Um estudo divulgado em abril pelo Todos Pela Educação mostra que o a aprendizagem no país ainda não conseguiu retomar os patamares de 2019. Além disso, as desigualdades que já estavam presentes foram acentuadas.
Em 2023, apenas 43,5% dos alunos do 5º ano do ensino fundamental apresentavam aprendizagem adequada em matemática, ante 46,7% em 2019. No 9º ano, o índice caiu de 18,4% para 16,5% no mesmo período. No ensino médio, apenas 5,2% dos estudantes atingiram esse patamar em 2023, frente a 6,9% antes da pandemia.
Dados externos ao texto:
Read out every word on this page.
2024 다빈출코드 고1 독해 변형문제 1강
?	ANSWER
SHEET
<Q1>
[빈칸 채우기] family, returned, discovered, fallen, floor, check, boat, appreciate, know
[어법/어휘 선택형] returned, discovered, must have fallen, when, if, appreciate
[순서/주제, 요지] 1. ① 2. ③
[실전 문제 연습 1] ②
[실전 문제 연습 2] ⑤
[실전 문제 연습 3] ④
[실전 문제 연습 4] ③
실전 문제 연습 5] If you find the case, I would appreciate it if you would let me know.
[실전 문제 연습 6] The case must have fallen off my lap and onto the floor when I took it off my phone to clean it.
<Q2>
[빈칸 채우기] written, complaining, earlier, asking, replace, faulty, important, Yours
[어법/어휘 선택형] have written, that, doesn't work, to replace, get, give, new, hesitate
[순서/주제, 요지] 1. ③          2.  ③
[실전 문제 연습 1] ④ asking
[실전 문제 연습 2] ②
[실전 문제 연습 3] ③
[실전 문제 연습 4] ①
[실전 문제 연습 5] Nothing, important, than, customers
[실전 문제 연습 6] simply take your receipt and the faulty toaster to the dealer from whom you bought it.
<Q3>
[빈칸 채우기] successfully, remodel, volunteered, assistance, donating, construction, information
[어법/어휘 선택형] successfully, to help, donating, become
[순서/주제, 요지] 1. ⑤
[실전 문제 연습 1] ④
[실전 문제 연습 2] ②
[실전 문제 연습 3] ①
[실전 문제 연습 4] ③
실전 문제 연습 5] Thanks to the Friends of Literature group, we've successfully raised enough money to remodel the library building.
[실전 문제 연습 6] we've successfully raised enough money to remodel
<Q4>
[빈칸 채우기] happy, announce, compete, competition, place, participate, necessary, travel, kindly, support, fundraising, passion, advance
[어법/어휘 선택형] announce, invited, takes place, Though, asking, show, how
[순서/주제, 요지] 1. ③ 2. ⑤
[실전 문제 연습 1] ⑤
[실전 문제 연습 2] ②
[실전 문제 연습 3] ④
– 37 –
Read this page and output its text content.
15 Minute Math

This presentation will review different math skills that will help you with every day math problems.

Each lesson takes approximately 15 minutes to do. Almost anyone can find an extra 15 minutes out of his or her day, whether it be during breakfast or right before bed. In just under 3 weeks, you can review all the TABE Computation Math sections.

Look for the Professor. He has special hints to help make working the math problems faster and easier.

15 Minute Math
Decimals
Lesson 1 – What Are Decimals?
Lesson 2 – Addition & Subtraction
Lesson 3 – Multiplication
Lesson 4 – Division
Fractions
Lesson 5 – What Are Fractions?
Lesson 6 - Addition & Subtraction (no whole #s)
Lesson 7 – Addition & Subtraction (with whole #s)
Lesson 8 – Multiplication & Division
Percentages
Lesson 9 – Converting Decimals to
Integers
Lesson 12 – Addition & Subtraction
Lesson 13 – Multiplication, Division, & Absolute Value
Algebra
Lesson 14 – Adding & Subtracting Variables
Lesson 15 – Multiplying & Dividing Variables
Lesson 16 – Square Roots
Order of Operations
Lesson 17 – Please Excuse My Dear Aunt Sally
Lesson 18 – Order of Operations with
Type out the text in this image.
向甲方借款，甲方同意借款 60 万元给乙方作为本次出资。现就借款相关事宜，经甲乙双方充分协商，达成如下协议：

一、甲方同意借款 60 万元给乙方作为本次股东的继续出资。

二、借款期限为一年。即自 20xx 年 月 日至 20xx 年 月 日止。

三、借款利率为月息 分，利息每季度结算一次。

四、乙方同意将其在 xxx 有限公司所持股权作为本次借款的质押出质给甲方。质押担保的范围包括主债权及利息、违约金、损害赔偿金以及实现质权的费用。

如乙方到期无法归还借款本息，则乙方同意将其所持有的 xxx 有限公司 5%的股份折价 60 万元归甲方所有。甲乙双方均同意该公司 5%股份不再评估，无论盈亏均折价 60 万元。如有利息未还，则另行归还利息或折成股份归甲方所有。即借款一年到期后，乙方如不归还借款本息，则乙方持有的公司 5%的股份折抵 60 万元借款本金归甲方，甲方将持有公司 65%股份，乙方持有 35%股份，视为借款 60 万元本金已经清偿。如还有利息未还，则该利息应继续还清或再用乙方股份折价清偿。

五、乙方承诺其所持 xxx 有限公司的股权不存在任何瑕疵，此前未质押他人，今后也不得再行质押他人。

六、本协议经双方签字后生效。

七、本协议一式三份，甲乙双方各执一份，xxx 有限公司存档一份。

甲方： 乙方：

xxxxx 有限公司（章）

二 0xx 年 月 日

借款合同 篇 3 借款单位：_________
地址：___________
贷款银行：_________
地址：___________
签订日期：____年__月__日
Segundo o professor do IME, o fenômeno pode estar ligado às incertezas em relação ao futuro, tanto pela rápida transformação no mercado de trabalho quanto pelas perspectivas negativas sobre o planeta. “Para reverter esse quadro, é preciso um trabalho profundo no sentido de convencer as novas gerações de que será por meio do desenvolvimento da criatividade, do conhecimento em geral e das ciências em particular – a matemática incluída – que se encontrarão saídas para essas crises”, resume.
Os especialistas concordam que a disciplina é essencial não apenas para carreiras em ciência e tecnologia, mas para a própria vida democrática.
“Num mundo em que computadores – que, é bom lembrar, são objetos matemáticos – estão totalmente inseridos em quase todas as atividades humanas, especialmente no mundo do trabalho, o conhecimento, o desenvolvimento do raciocínio lógico e a competência no tratamento de questões quantitativas são não apenas desejáveis, mas condições mínimas essenciais para a atuação de qualquer cidadão consciente de seu papel na busca de uma sociedade mais justa, mais igualitária, mais democrática”, conclui Ferreira.